Best ever race? Winning the Commonwealth Games. I’d visualised how the race would go and had dreamed about it a lot. Nobody could beat me. One of the Kenyans took it on to try to help the other Kenyans and I just thought: ‘This is brilliant.’ It was almost as if I’d written the script myself. One of my other favourites was going head to head with Crammy (Steve Cram) at the old Don Valley Stadium. That was a great race (Elliott won).
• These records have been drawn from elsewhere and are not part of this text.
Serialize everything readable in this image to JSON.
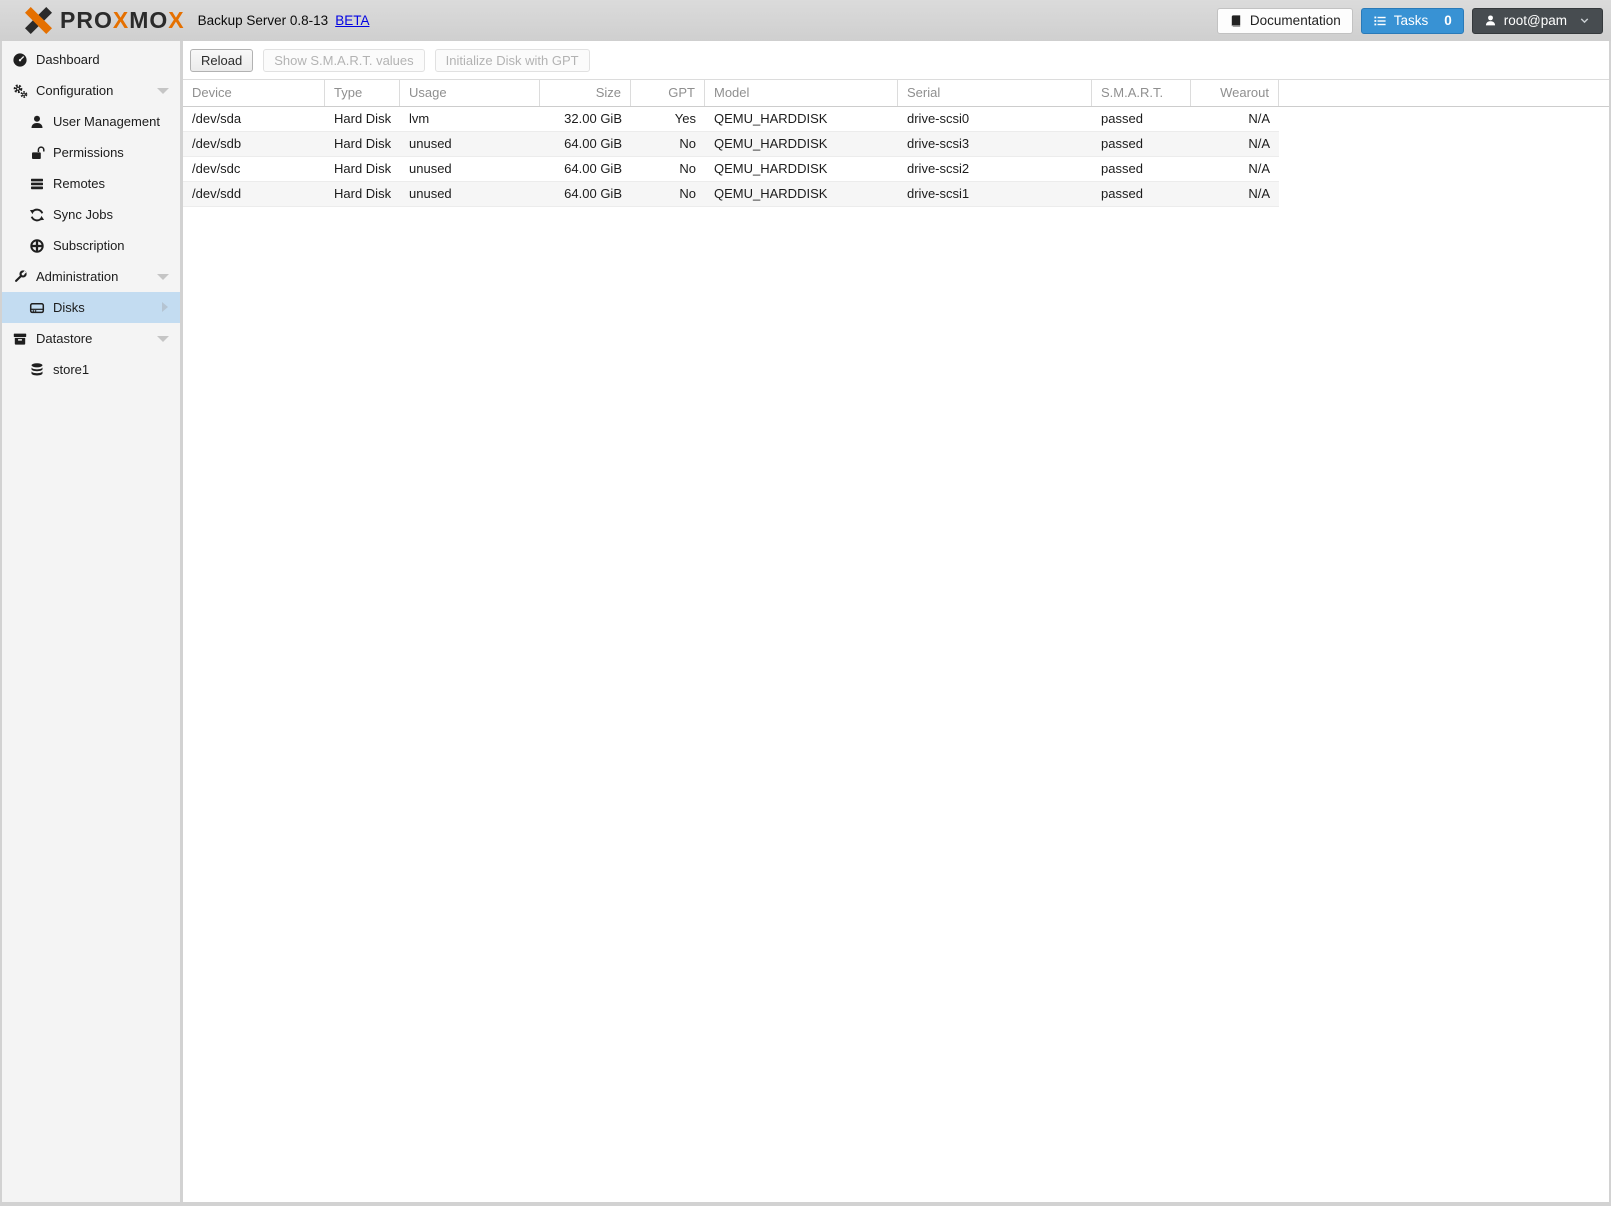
{
  "header": {
    "wordmark": "PROXMOX",
    "title": "Backup Server 0.8-13",
    "beta_label": "BETA",
    "documentation_label": "Documentation",
    "tasks_label": "Tasks",
    "tasks_count": "0",
    "user_label": "root@pam"
  },
  "colors": {
    "brand_orange": "#e57000",
    "accent_blue": "#3892d4",
    "selection_blue": "#c3dcf1"
  },
  "sidebar": {
    "items": [
      {
        "label": "Dashboard",
        "icon": "dashboard-icon",
        "level": 0
      },
      {
        "label": "Configuration",
        "icon": "gears-icon",
        "level": 0,
        "expandable": true
      },
      {
        "label": "User Management",
        "icon": "user-icon",
        "level": 1
      },
      {
        "label": "Permissions",
        "icon": "unlock-icon",
        "level": 1
      },
      {
        "label": "Remotes",
        "icon": "server-icon",
        "level": 1
      },
      {
        "label": "Sync Jobs",
        "icon": "sync-icon",
        "level": 1
      },
      {
        "label": "Subscription",
        "icon": "lifering-icon",
        "level": 1
      },
      {
        "label": "Administration",
        "icon": "wrench-icon",
        "level": 0,
        "expandable": true
      },
      {
        "label": "Disks",
        "icon": "hdd-icon",
        "level": 1,
        "selected": true,
        "arrow_right": true
      },
      {
        "label": "Datastore",
        "icon": "archive-icon",
        "level": 0,
        "expandable": true
      },
      {
        "label": "store1",
        "icon": "database-icon",
        "level": 1
      }
    ]
  },
  "toolbar": {
    "reload_label": "Reload",
    "smart_label": "Show S.M.A.R.T. values",
    "gpt_label": "Initialize Disk with GPT"
  },
  "table": {
    "columns": [
      "Device",
      "Type",
      "Usage",
      "Size",
      "GPT",
      "Model",
      "Serial",
      "S.M.A.R.T.",
      "Wearout"
    ],
    "rows": [
      [
        "/dev/sda",
        "Hard Disk",
        "lvm",
        "32.00 GiB",
        "Yes",
        "QEMU_HARDDISK",
        "drive-scsi0",
        "passed",
        "N/A"
      ],
      [
        "/dev/sdb",
        "Hard Disk",
        "unused",
        "64.00 GiB",
        "No",
        "QEMU_HARDDISK",
        "drive-scsi3",
        "passed",
        "N/A"
      ],
      [
        "/dev/sdc",
        "Hard Disk",
        "unused",
        "64.00 GiB",
        "No",
        "QEMU_HARDDISK",
        "drive-scsi2",
        "passed",
        "N/A"
      ],
      [
        "/dev/sdd",
        "Hard Disk",
        "unused",
        "64.00 GiB",
        "No",
        "QEMU_HARDDISK",
        "drive-scsi1",
        "passed",
        "N/A"
      ]
    ]
  }
}
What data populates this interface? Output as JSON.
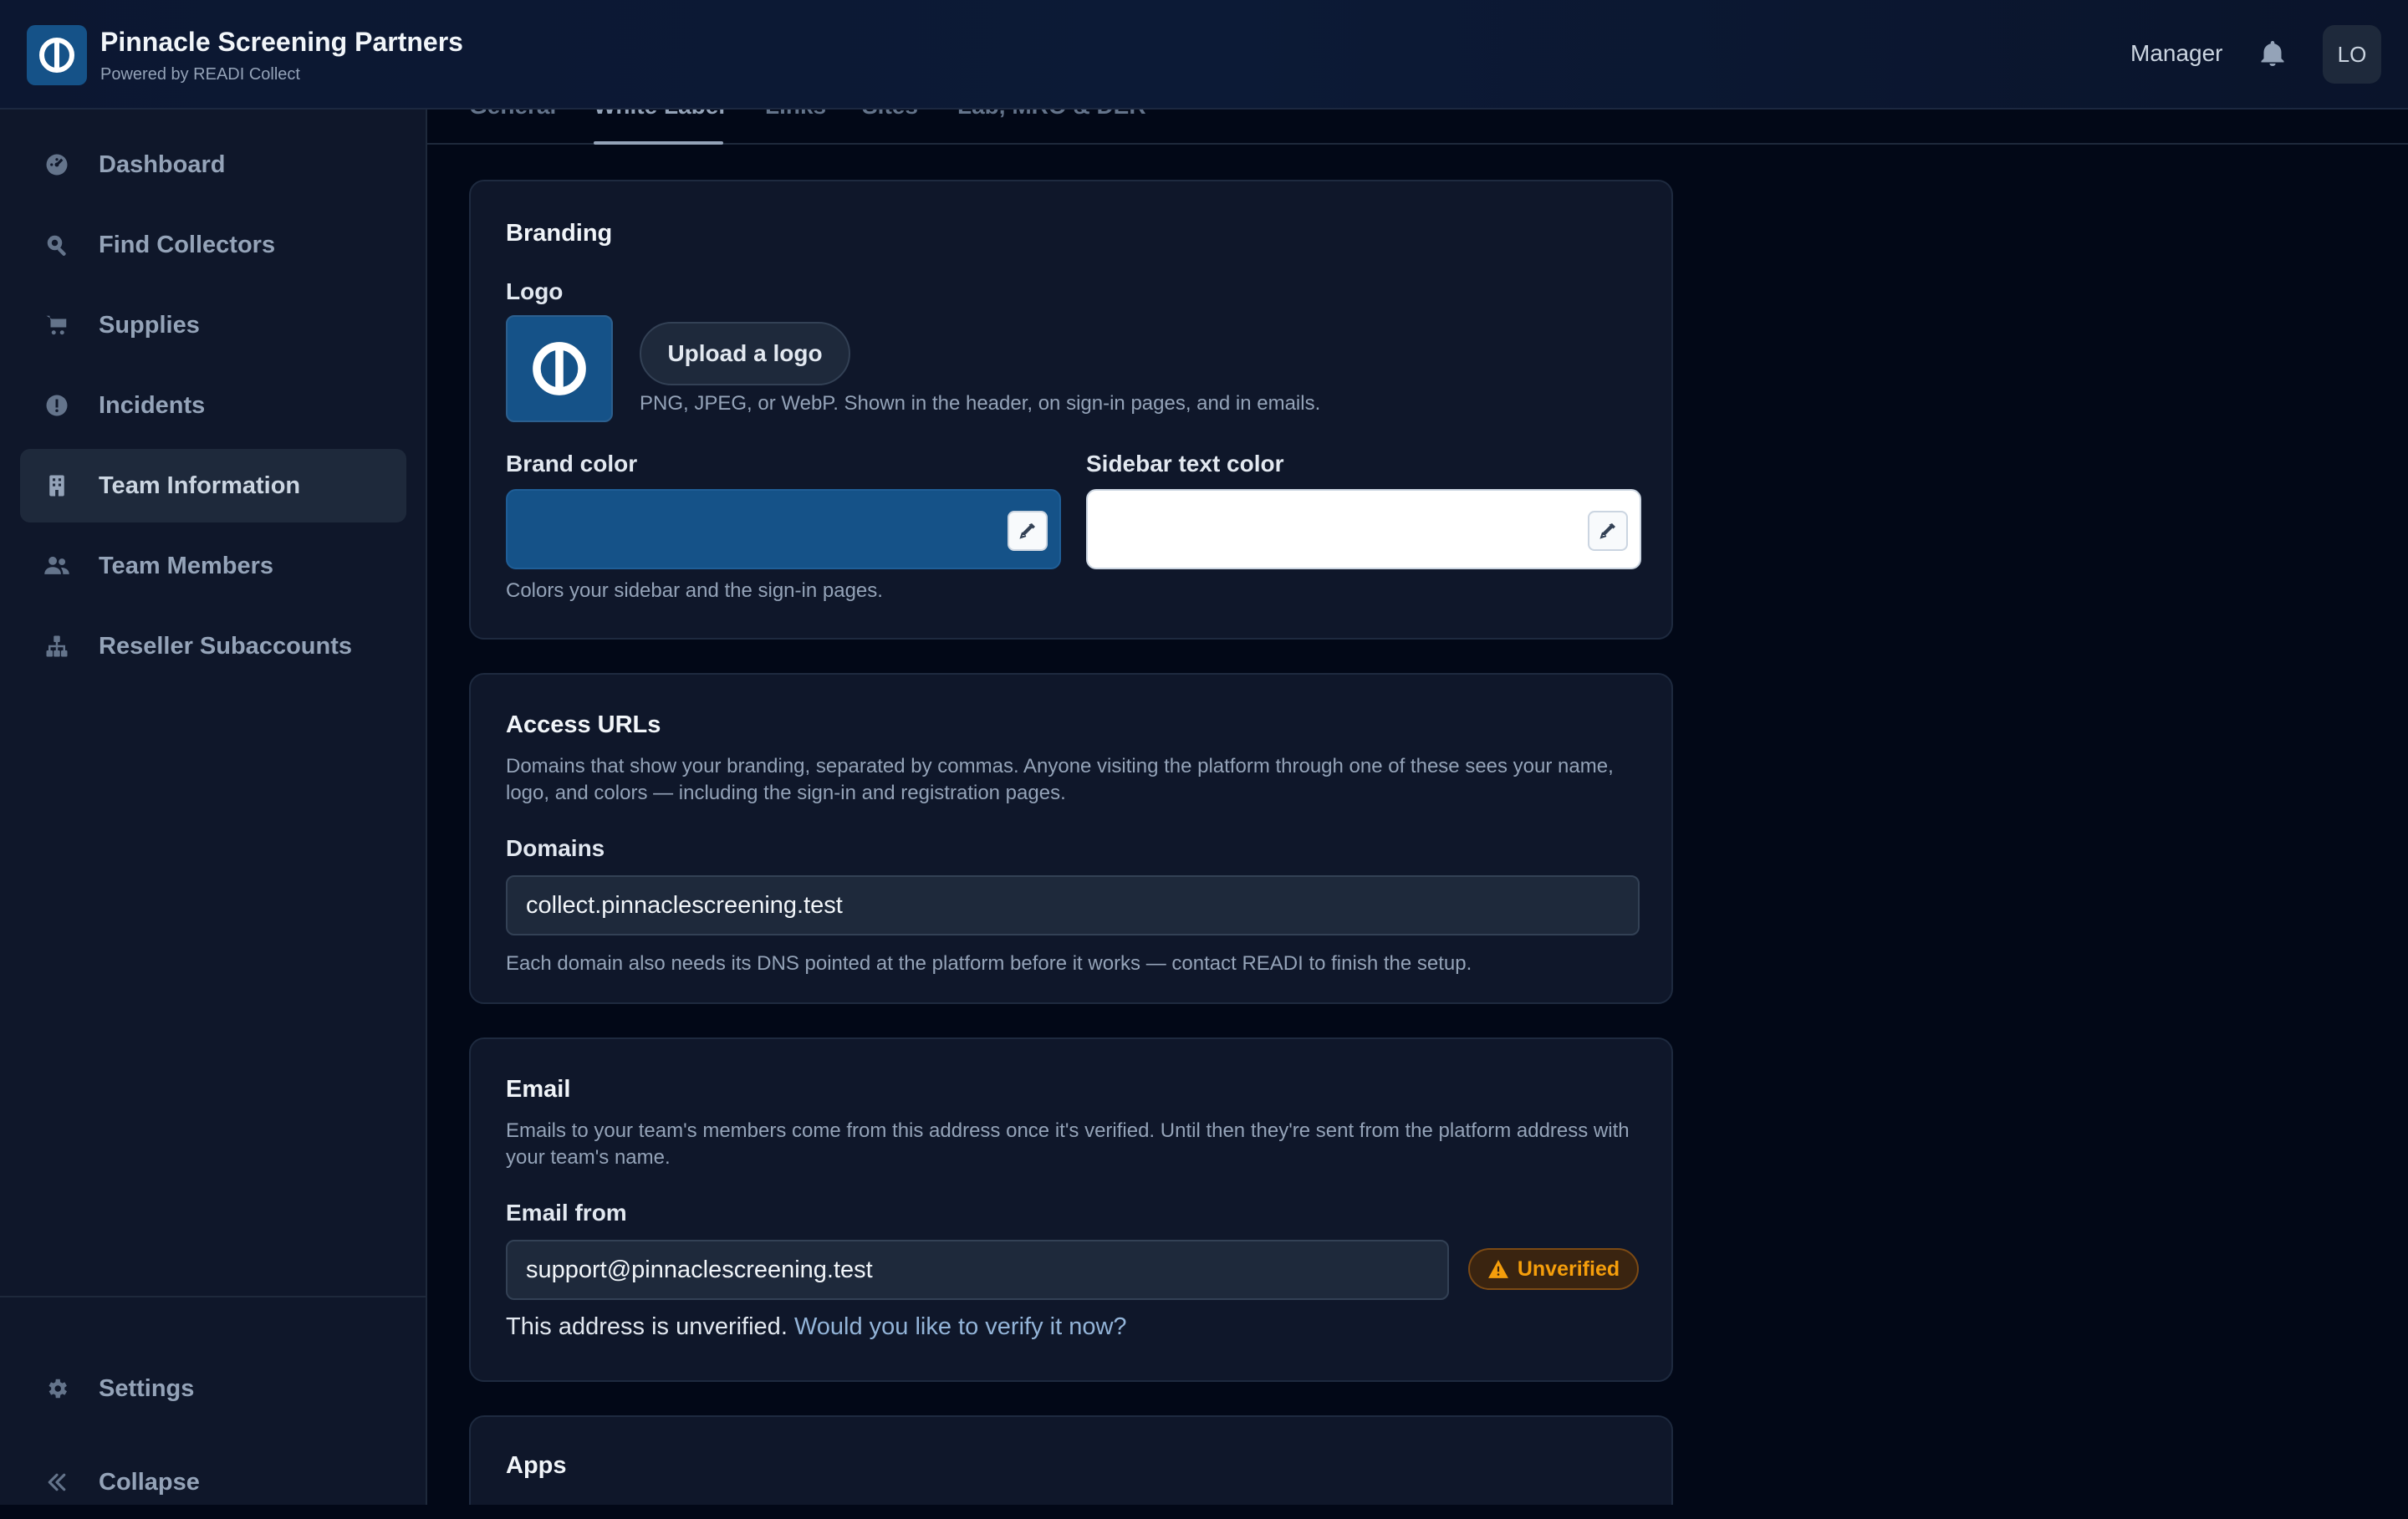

Best moment? Again, the Commonwealth Games. I was stood on the podium, finally as a champion. The Queen was in the stand. The Olympic silver is far superior as an achievement but this felt better. Another good one was running a mile round the pitch at Rotherham United’s Millmoor ground on a Sunday afternoon at a testimonial game for John Buckley. I’d run 13 miles in the morning, then raced some of the Millers apprentices on a staggered start. I remember I had a Rotherham shirt on. I ran three minutes 53 seconds. It was May 1990, just before the 1:42.9 for 800m. I hovered over the grass. Alex Ferguson was there and he watched me warm up. You probably warm up for 45 minutes to an hour for a race. He couldn’t comprehend someone warming up for that long! (Elliott beat the apprentices).

Lowest point? The Press before going to the Olympics, the whole Coe thing. To receive hate mail and to have a national paper run a campaign against you when you’ve done nothing wrong was hard to take. I should have gone out to a great occasion but I went out there under a cloud.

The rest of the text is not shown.